I really enjoy dancing...I find it fascinating how the body moves...how the rhythmic beats of music make me respond with emotion (that I like to deny I have)...this particular activity makes me feel things that I am not always comfortable feeling. Emotions wise, if it isn't joy, I like to keep the rest of my emotions under wraps if possible. I don't like feeling bad or negative, to the extreme of avoidance.
I love learning of new languages and new cultures. I love interacting with people from different places and learning about how they were raised, how they view things, why they view things the way they do. I like to analyze behaviors with thoughts of possibly incorporating them into myself if I find it agreeable.

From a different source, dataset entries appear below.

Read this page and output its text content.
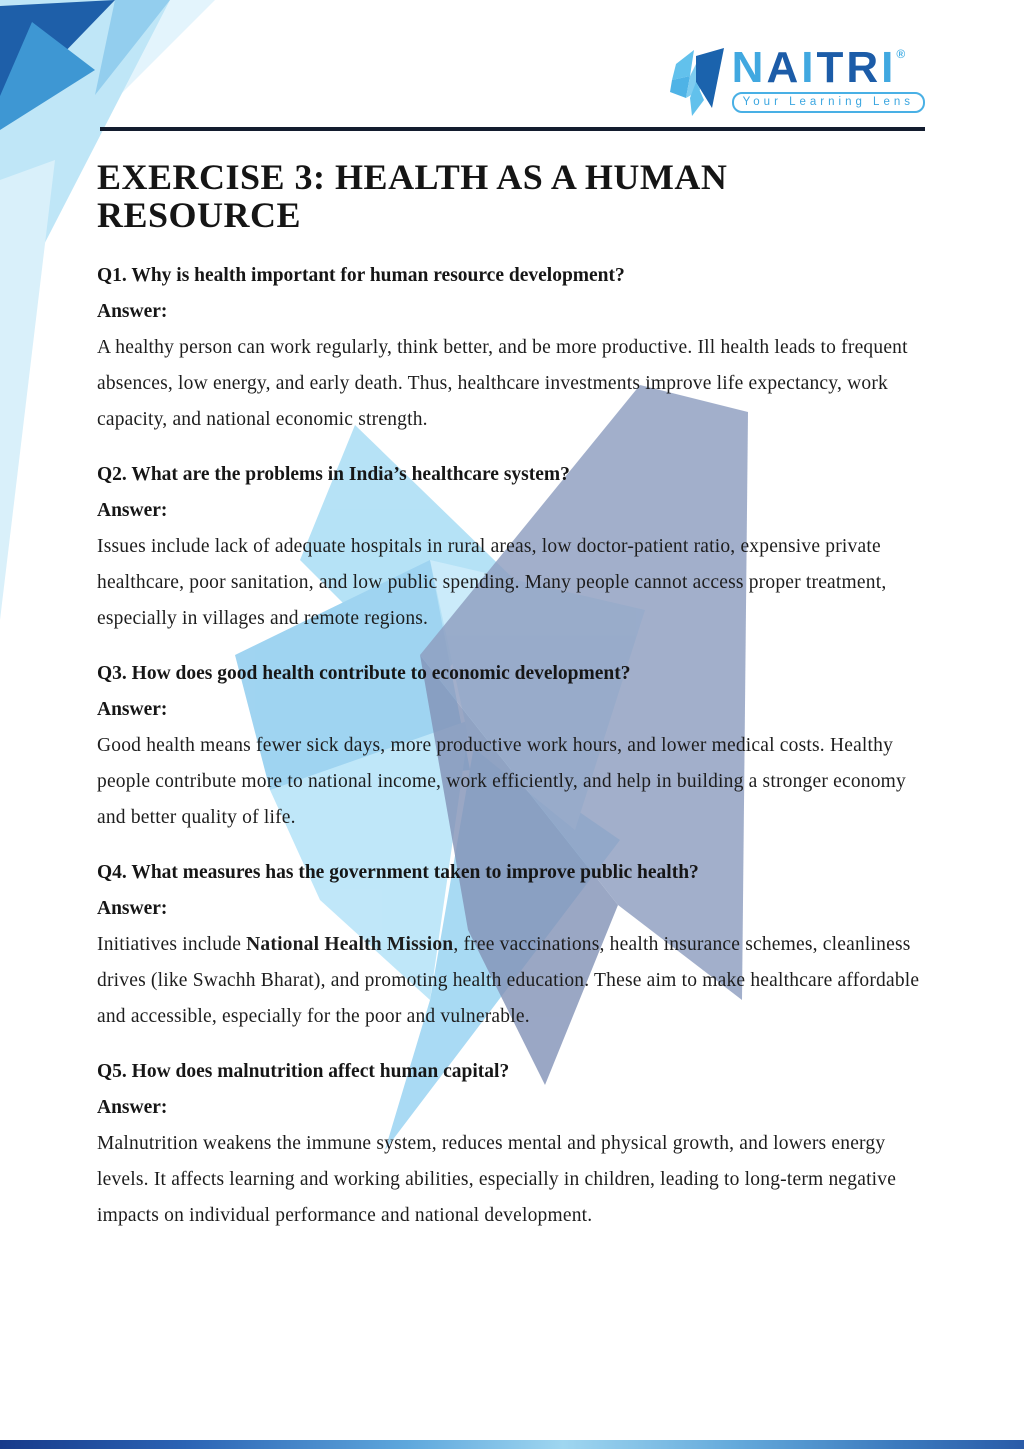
NAITRI ®
Your Learning Lens
EXERCISE 3: HEALTH AS A HUMAN RESOURCE
Q1. Why is health important for human resource development?

Answer:

A healthy person can work regularly, think better, and be more productive. Ill health leads to frequent absences, low energy, and early death. Thus, healthcare investments improve life expectancy, work capacity, and national economic strength.

Q2. What are the problems in India’s healthcare system?

Answer:

Issues include lack of adequate hospitals in rural areas, low doctor-patient ratio, expensive private healthcare, poor sanitation, and low public spending. Many people cannot access proper treatment, especially in villages and remote regions.

Q3. How does good health contribute to economic development?

Answer:

Good health means fewer sick days, more productive work hours, and lower medical costs. Healthy people contribute more to national income, work efficiently, and help in building a stronger economy and better quality of life.

Q4. What measures has the government taken to improve public health?

Answer:

Initiatives include National Health Mission, free vaccinations, health insurance schemes, cleanliness drives (like Swachh Bharat), and promoting health education. These aim to make healthcare affordable and accessible, especially for the poor and vulnerable.

Q5. How does malnutrition affect human capital?

Answer:

Malnutrition weakens the immune system, reduces mental and physical growth, and lowers energy levels. It affects learning and working abilities, especially in children, leading to long-term negative impacts on individual performance and national development.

I love writing...I started writing poetry and short stories when I was 8. It has always been outlet to express myself in a way that was not allowed or accepted in my household. I love my parents dearly...but emotions that are not favorable are not to be shared. Writing gave me the release I needed of pent up feelings I had to hide and deal with myself. I've never been comfortable sharing myself with others. Perhaps it is from how I grew up...in a house that was restrictive, harsh punishments, inability to really form your own original thoughts, lack of normal friendships and relationships because I moved so much...or maybe that's just who I am. Who knows? It's hard to say. Don't get me wrong...everyone has their issues from growing up. I wonder though, do they also question how wrong it was? Do they work hard to be different from how they turned out? Do they recognize their faults and work to restructure those parts of themselves? Or...do they simply accept who they are with the nonchalant phrase, "that's just who I am." Is it? If you find fault in yourself, should you put such little value on your ability and strength to change yourself and you merely accept that it is "just who you are"?
I did not have affectionate parents, does that mean I don't want to be affectionate? Not at all...in a very shy, timid sort of way I crave it...I am so sensitive...which is odd, I work so hard to build this shell around myself, while presenting that there is no shell...as I have gotten older I am getting so tired of keeping the shell up...but I fear letting it fall, or even weaken. It just makes me more tired having to work so hard.
Ha...this started with passions didn't it? I am passionate...but about too much. I am also such a fickle being, my passions flow like the wind during a tornado.
And yet...I still wonder...what would it be like to really be passionate about one thing in my life?